The committee recommends passing an old version of the PIB, which includes creating incorporated joint ventures between oil majors and NNPC, a policy strongly opposed by foreign oil firms.

Industry experts believe passing the PIB could take months or even years and a more realistic approach would be to break it up into more manageable pieces of legislation.

In 2009, Nigeria’s government agreed an amnesty and stipend payments with former Niger Delta militants, who during the height of their attacks on pipelines cut up to a third of the country’s oil output and moved world oil prices.

The amnesty should be extended for another year, the committee said.
Furthermore, part of the submission to President Buhari on the roadmap for his government, the oil and gas sub-committee of the Transition Committee recommended the deregulation of gas prices and the acceleration of domestic gas supply to 250mmscf per day within the first 100 days of the administration.

According to the document obtained by our correspondent in Abuja, domestic gas supply can be ramped up immediately, through boosting the current gas processing capacity in the Nigerian Petroleum Development Company’s (NPDC) 2tcf Oredo field, where gas wells have been drilled and can produce additional 135mmscf per day. In addition, Pan Ocean Ogharefe gas plant which is in close proximity to the Oredo field, can also be boosted to optimise its capacity. The plant has a capacity of 200mscf per day but is currently under utilised at 30mmscf per day production.

On medium to long term objectives, the oil and gas sub-committee wants the Buhari government to launch an accelerated programme to develop Non-Associated Gas fields in the Western Niger Delta, to fill the current 200 – 300mmscf per day excess processing capacity available in the region.

The medium term plan of 12 to 24 months should ensure additional gas deliveries from OML 42, OML 34, OML 30, OML 26, OML 135 and 75.

The long term plan should aim at ensuring additional gas deliveries from OML72, Erha, Bonga and Asa North.
Industry players are optimistic that the deregulation of natural gas pricing which has been one of the fundamental issues stunting the growth of the gas sector will make a positive impact on the economy.

“If we get our gas pricing right, people will invest in gas and there will be infrastructure, and that is what is holding Nigeria back from industrial explosion.

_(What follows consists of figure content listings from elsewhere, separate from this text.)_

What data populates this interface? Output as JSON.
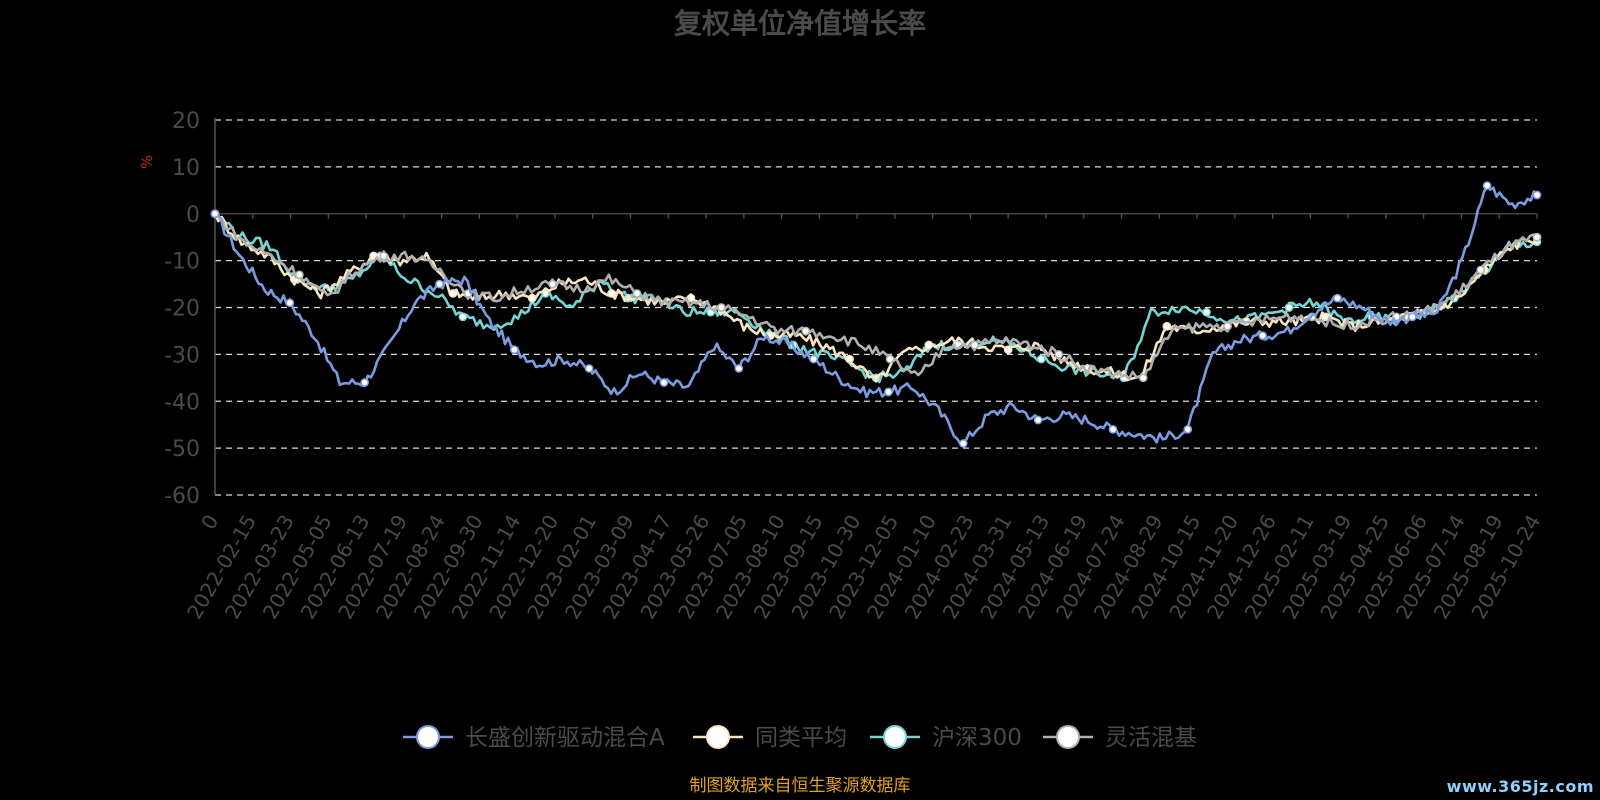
{
  "chart_data": {
    "type": "line",
    "title": "复权单位净值增长率",
    "ylabel": "%",
    "ylim": [
      -60,
      20
    ],
    "yticks": [
      20,
      10,
      0,
      -10,
      -20,
      -30,
      -40,
      -50,
      -60
    ],
    "grid": true,
    "legend_position": "bottom-center",
    "xtick_labels": [
      "0",
      "2022-02-15",
      "2022-03-23",
      "2022-05-05",
      "2022-06-13",
      "2022-07-19",
      "2022-08-24",
      "2022-09-30",
      "2022-11-14",
      "2022-12-20",
      "2023-02-01",
      "2023-03-09",
      "2023-04-17",
      "2023-05-26",
      "2023-07-05",
      "2023-08-10",
      "2023-09-15",
      "2023-10-30",
      "2023-12-05",
      "2024-01-10",
      "2024-02-23",
      "2024-03-31",
      "2024-05-13",
      "2024-06-19",
      "2024-07-24",
      "2024-08-29",
      "2024-10-15",
      "2024-11-20",
      "2024-12-26",
      "2025-02-11",
      "2025-03-19",
      "2025-04-25",
      "2025-06-06",
      "2025-07-14",
      "2025-08-19",
      "2025-10-24"
    ],
    "series": [
      {
        "name": "长盛创新驱动混合A",
        "color": "#7b9ce1",
        "values": [
          0,
          -9,
          -16,
          -19,
          -26,
          -36,
          -36,
          -28,
          -19,
          -15,
          -14,
          -23,
          -29,
          -32,
          -31,
          -33,
          -38,
          -34,
          -36,
          -37,
          -28,
          -33,
          -26,
          -28,
          -31,
          -35,
          -38,
          -38,
          -37,
          -42,
          -49,
          -43,
          -41,
          -44,
          -43,
          -44,
          -46,
          -47,
          -48,
          -46,
          -30,
          -27,
          -26,
          -25,
          -21,
          -18,
          -20,
          -23,
          -22,
          -21,
          -10,
          6,
          2,
          4
        ]
      },
      {
        "name": "同类平均",
        "color": "#fbe5c0",
        "values": [
          0,
          -6,
          -9,
          -14,
          -17,
          -13,
          -9,
          -10,
          -9,
          -17,
          -18,
          -17,
          -18,
          -15,
          -14,
          -17,
          -18,
          -19,
          -18,
          -20,
          -24,
          -26,
          -26,
          -28,
          -31,
          -36,
          -30,
          -28,
          -27,
          -28,
          -29,
          -28,
          -31,
          -33,
          -34,
          -35,
          -24,
          -25,
          -24,
          -23,
          -23,
          -23,
          -22,
          -24,
          -23,
          -22,
          -21,
          -18,
          -12,
          -7,
          -5
        ]
      },
      {
        "name": "沪深300",
        "color": "#72d6d2",
        "values": [
          0,
          -5,
          -7,
          -14,
          -16,
          -14,
          -9,
          -14,
          -17,
          -22,
          -24,
          -22,
          -17,
          -20,
          -14,
          -18,
          -18,
          -21,
          -21,
          -21,
          -25,
          -28,
          -30,
          -32,
          -35,
          -34,
          -28,
          -28,
          -27,
          -28,
          -31,
          -33,
          -34,
          -35,
          -21,
          -20,
          -21,
          -23,
          -22,
          -20,
          -19,
          -23,
          -22,
          -23,
          -21,
          -18,
          -13,
          -7,
          -6
        ]
      },
      {
        "name": "灵活混基",
        "color": "#b0b0b0",
        "values": [
          0,
          -6,
          -9,
          -13,
          -18,
          -12,
          -9,
          -9,
          -12,
          -17,
          -18,
          -16,
          -15,
          -16,
          -14,
          -17,
          -19,
          -19,
          -20,
          -22,
          -25,
          -25,
          -26,
          -28,
          -31,
          -35,
          -28,
          -28,
          -27,
          -28,
          -30,
          -33,
          -34,
          -35,
          -25,
          -24,
          -24,
          -23,
          -22,
          -22,
          -24,
          -23,
          -22,
          -21,
          -18,
          -12,
          -7,
          -5
        ]
      }
    ],
    "source_note": "制图数据来自恒生聚源数据库",
    "watermark": "www.365jz.com"
  }
}
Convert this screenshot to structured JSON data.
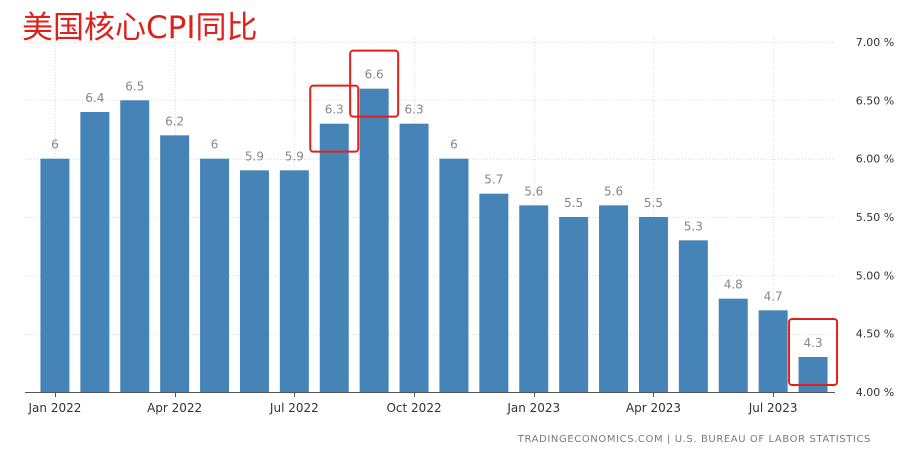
{
  "title": "美国核心CPI同比",
  "source": "TRADINGECONOMICS.COM  |  U.S. BUREAU OF LABOR STATISTICS",
  "colors": {
    "bar": "#4683b7",
    "highlight_box": "#e0201b",
    "grid": "#dcdcdc",
    "value_label": "#888888",
    "axis_text": "#333333",
    "title": "#e0201b"
  },
  "chart_data": {
    "type": "bar",
    "categories": [
      "2022-01",
      "2022-02",
      "2022-03",
      "2022-04",
      "2022-05",
      "2022-06",
      "2022-07",
      "2022-08",
      "2022-09",
      "2022-10",
      "2022-11",
      "2022-12",
      "2023-01",
      "2023-02",
      "2023-03",
      "2023-04",
      "2023-05",
      "2023-06",
      "2023-07",
      "2023-08"
    ],
    "values": [
      6.0,
      6.4,
      6.5,
      6.2,
      6.0,
      5.9,
      5.9,
      6.3,
      6.6,
      6.3,
      6.0,
      5.7,
      5.6,
      5.5,
      5.6,
      5.5,
      5.3,
      4.8,
      4.7,
      4.3
    ],
    "value_labels": [
      "6",
      "6.4",
      "6.5",
      "6.2",
      "6",
      "5.9",
      "5.9",
      "6.3",
      "6.6",
      "6.3",
      "6",
      "5.7",
      "5.6",
      "5.5",
      "5.6",
      "5.5",
      "5.3",
      "4.8",
      "4.7",
      "4.3"
    ],
    "x_tick_labels": [
      {
        "index": 0,
        "label": "Jan 2022"
      },
      {
        "index": 3,
        "label": "Apr 2022"
      },
      {
        "index": 6,
        "label": "Jul 2022"
      },
      {
        "index": 9,
        "label": "Oct 2022"
      },
      {
        "index": 12,
        "label": "Jan 2023"
      },
      {
        "index": 15,
        "label": "Apr 2023"
      },
      {
        "index": 18,
        "label": "Jul 2023"
      }
    ],
    "y_ticks": [
      4.0,
      4.5,
      5.0,
      5.5,
      6.0,
      6.5,
      7.0
    ],
    "y_tick_labels": [
      "4.00 %",
      "4.50 %",
      "5.00 %",
      "5.50 %",
      "6.00 %",
      "6.50 %",
      "7.00 %"
    ],
    "ylim": [
      4.0,
      7.0
    ],
    "y_axis_side": "right",
    "grid": true,
    "highlighted_indices": [
      7,
      8,
      19
    ]
  }
}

“If the new Buhari administration directs attention to gas and we take gas to every part of Nigeria, there is nothing this country cannot achieve. If this administration wants to succeed, gas is the first thing”, said Joe Ezeigbo, chief executive of Falcon Corporation, in an interview.

On his part, the Chairman of Society For Engineers (SPE), Nigeria Council, Mr. Emeka Ene noted that, “We have to recognise that gas projects are long term, high cost and gestations period for recovering of cost is usually 10, 15, 25 years. If that is the case, for you to undertake a 10 – 15 years project, you have to secure the fixed cost, you have to secure the profits, then the project becomes bankable and then you secure the final off-takers.